IT was a record turnout at the eighth annual St Helens 10k today, which saw hundreds of runners take to the streets to take on the sporting event which is a highlight of the town's calendar.

Organisers believe up to 1,000 spectators lined the streets to watch the event unfold.

Among the 2,000-strong competitors were many personal achievements and inspiring personal stories.

Matt Crehan was the first man over the line in 31mins 22s and the first-placed woman was Kelly Hamilton, in 40mins 16s.

Matt, 26, from Newton-le-Willows, who is the chairman of St Helens Sutton AC, said: “I feel great, it’s been tough because I’ve been injured this week after a tough race last Saturday, so I was just seeing how I went.

“But I felt good out there and was going for the course record that was the aim.

“It’s great to run in the home town and the support has been brilliant, it was great seeing all the others out there as well and cheering them on as I went past, it’s great fun.

“This is my second year doing it, I was second last year after my good mate John Ashcroft and I’ve just beat his record, so I’m sure he’ll be back next year to have another crack at it.”

Matt got back into the sport in 2016 after not running for eight years and weighing in at 14 stone.

He added: “After a major life event, I decided to get back to something I knew I loved, my mum was an Olympic marathon runner and my dad was an Olympic coach, so getting back to running was important to me.

“I turned my life around and now I’m ranked 15th in the country for 5k.”

St Helens Star:

The parents of Violet-Grace and Isabella Rose embrace at the finish line 

It was an emotional day for many, but none more so than Becky and Glenn Youens, who opened this year’s event in memory of their daughter Violet-Grace who died in a hit and run in March last year - aged four.

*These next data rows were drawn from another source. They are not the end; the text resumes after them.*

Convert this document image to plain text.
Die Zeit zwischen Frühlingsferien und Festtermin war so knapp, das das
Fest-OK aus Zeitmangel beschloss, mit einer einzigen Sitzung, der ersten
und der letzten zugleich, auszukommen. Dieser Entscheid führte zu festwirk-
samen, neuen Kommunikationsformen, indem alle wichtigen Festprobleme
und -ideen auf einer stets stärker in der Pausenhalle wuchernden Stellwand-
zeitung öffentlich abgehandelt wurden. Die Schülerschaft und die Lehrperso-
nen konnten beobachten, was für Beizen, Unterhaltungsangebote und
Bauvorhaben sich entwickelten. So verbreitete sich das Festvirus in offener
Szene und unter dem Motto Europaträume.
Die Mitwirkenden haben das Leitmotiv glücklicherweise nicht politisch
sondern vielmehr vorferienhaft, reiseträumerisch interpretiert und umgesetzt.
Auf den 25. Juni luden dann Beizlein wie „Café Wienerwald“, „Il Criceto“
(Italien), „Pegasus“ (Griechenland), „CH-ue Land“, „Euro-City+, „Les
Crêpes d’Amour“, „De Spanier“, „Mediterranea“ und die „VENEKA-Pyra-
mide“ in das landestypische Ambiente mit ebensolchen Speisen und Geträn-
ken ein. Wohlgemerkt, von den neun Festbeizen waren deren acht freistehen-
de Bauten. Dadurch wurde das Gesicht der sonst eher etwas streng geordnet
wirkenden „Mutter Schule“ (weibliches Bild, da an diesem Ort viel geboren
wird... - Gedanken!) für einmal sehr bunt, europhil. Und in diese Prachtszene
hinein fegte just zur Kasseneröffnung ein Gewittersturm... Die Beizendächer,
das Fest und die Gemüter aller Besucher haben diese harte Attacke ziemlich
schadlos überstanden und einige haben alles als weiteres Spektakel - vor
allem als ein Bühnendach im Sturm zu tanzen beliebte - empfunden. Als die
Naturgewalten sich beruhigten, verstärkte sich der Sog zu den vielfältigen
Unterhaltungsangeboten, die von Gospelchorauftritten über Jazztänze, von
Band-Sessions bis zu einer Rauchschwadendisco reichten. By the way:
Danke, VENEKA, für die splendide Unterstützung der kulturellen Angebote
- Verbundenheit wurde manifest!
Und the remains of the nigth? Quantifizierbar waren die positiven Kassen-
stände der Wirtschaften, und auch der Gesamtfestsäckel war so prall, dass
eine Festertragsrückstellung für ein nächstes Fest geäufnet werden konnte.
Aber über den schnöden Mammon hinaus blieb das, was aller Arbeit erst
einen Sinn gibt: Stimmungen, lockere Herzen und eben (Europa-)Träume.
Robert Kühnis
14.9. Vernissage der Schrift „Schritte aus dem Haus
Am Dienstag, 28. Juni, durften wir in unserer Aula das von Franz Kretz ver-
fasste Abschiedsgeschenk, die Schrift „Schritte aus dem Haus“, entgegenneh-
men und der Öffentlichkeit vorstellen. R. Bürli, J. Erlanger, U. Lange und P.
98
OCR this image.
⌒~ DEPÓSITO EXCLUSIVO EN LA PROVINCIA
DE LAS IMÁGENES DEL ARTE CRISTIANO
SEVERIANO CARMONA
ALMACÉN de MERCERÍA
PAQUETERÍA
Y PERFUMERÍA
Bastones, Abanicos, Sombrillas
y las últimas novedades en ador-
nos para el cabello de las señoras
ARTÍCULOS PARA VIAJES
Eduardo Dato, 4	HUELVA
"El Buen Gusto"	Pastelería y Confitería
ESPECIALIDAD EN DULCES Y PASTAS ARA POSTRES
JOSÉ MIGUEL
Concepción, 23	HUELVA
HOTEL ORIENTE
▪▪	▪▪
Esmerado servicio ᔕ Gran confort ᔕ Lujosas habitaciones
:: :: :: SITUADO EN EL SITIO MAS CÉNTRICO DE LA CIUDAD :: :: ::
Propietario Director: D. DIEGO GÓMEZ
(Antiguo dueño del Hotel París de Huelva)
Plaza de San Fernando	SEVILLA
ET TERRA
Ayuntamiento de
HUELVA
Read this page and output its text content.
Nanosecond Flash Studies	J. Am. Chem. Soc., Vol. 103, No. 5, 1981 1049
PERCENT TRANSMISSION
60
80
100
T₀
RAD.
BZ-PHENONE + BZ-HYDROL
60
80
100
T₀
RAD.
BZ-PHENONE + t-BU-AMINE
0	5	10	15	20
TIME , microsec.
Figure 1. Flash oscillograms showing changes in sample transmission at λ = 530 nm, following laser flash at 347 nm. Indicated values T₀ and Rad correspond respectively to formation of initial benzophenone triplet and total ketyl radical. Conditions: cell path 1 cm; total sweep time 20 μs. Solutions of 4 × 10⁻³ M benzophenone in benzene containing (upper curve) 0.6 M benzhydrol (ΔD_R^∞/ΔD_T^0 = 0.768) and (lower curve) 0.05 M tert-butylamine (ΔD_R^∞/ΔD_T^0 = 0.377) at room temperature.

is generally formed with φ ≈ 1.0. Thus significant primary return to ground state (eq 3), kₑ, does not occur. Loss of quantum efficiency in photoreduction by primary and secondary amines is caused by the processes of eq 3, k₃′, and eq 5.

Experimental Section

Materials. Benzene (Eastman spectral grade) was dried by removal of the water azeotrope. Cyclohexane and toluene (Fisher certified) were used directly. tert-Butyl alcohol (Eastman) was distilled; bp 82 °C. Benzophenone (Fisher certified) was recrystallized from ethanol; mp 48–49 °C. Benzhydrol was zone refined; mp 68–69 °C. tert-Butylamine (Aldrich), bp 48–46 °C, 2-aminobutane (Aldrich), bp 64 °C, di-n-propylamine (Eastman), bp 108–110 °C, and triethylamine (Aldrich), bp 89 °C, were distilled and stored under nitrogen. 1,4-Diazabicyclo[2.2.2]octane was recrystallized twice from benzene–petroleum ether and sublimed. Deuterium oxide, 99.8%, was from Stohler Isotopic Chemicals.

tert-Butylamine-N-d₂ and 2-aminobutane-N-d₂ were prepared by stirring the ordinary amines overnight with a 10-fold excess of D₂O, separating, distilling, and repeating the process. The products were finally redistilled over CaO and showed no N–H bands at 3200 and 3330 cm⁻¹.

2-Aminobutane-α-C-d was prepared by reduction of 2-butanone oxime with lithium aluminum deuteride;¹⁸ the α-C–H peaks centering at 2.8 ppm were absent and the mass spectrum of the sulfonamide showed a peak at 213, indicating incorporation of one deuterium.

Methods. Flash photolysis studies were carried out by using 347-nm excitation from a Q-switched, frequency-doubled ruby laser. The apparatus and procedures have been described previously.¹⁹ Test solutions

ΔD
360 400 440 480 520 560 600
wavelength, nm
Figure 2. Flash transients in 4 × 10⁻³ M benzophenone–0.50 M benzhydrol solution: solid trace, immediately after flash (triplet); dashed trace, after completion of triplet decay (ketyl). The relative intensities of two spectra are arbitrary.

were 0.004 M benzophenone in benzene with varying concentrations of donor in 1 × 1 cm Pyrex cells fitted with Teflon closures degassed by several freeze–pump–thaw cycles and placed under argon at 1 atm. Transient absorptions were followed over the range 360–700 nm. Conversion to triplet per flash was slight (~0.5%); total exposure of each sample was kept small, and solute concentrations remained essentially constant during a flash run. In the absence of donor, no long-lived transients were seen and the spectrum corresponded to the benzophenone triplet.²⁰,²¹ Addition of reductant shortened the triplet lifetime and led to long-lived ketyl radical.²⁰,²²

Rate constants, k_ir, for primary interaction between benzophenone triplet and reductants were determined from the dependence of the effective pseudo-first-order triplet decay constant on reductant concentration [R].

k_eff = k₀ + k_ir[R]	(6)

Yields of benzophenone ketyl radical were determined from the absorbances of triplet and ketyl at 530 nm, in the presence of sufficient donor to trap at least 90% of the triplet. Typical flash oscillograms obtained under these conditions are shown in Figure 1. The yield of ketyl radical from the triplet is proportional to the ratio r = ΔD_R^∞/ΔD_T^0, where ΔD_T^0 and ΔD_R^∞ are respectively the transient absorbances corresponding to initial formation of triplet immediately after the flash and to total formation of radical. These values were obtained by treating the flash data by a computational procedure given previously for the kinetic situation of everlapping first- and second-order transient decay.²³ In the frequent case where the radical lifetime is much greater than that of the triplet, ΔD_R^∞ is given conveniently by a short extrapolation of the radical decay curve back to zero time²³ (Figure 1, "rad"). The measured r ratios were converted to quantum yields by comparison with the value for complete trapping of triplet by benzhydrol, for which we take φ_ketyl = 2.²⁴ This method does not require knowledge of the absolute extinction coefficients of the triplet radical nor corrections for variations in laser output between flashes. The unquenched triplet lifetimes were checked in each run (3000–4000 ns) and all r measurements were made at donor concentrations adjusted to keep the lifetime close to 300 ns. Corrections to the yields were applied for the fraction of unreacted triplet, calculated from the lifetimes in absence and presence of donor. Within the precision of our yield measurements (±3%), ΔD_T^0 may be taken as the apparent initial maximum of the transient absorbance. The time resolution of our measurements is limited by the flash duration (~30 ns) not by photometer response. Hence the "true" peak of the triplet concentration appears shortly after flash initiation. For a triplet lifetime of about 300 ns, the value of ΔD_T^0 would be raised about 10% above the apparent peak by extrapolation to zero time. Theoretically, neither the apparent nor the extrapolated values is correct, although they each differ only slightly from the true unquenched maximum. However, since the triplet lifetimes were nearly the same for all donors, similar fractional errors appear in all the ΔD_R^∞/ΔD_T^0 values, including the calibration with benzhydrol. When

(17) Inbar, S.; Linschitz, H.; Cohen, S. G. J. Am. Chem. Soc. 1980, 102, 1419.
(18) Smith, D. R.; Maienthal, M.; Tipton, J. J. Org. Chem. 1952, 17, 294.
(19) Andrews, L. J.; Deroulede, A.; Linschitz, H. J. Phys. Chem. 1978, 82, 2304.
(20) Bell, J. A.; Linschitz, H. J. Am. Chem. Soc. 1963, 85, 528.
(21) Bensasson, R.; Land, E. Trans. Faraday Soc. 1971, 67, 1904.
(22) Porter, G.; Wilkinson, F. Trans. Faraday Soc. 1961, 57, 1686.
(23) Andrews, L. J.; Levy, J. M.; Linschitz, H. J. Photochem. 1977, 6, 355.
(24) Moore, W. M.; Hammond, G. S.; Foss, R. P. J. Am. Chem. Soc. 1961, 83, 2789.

This was their first 10k, where they counted down the rest of the competitors and ran the event, before ending at the finish line together.

Becky and Glenn were joined by the Isabella Rose Foundation’s Amanda Pope and Geoff Parr, whose daughter was stillborn in October 2011.

The two families joined forces after Violet’s tragic death and have supported each other’s charities.

Becky, 30, said: “I ran without stopping, it’s the first I’ve ran ever I’m well chuffed.

“I just kept on thinking of our angels Violet and Isabella that’s what got me through.”

Glenn added: “It was quite emotional seeing all the pink tops with Isabella and Violet on them.

“The town and the team just come together, everyone is cheering everyone on and it makes you want to carry on and do more.

“Rebecca did her first run without stopping as well, it was amazing.”

Becky added: “It’s something really positive.”

This year each runner of the 10k received a form with information regarding organ donation, so that other lives may potentially be saved in Violet-Grace’s memory.

Geoff Parr, Isabella’s dad, added: “We are just glad we could help them along, when the tragedy happened to them, our children went to school together and it’s a natural thing that we have been there to help them

“I’m just glad to achieve things like this with Becky and Glenn because it’s giving them something back and it’s helping them help others and we know that that’s the best feeling.

“Seeing Becky do that then without stopping was absolutely amazing, she plays it down, but she was absolutely amazing, I’m so proud of her.”

Becky added: “Violet and Harry (Amanda Pope and Geoff Parr’s son – Isabella’s brother) were best friends at school.

“He had a massive influence on her life I know they were always dancing around in school together and I know that now Violet and Isabella are dancing around in heaven and looking after each other.”

Also, among the North Road survivors were Ann-Marie Barrow, 35, widow of former rugby league player Tony, and Linzi Prescott, widow of Steve, who ran her eighth 10k.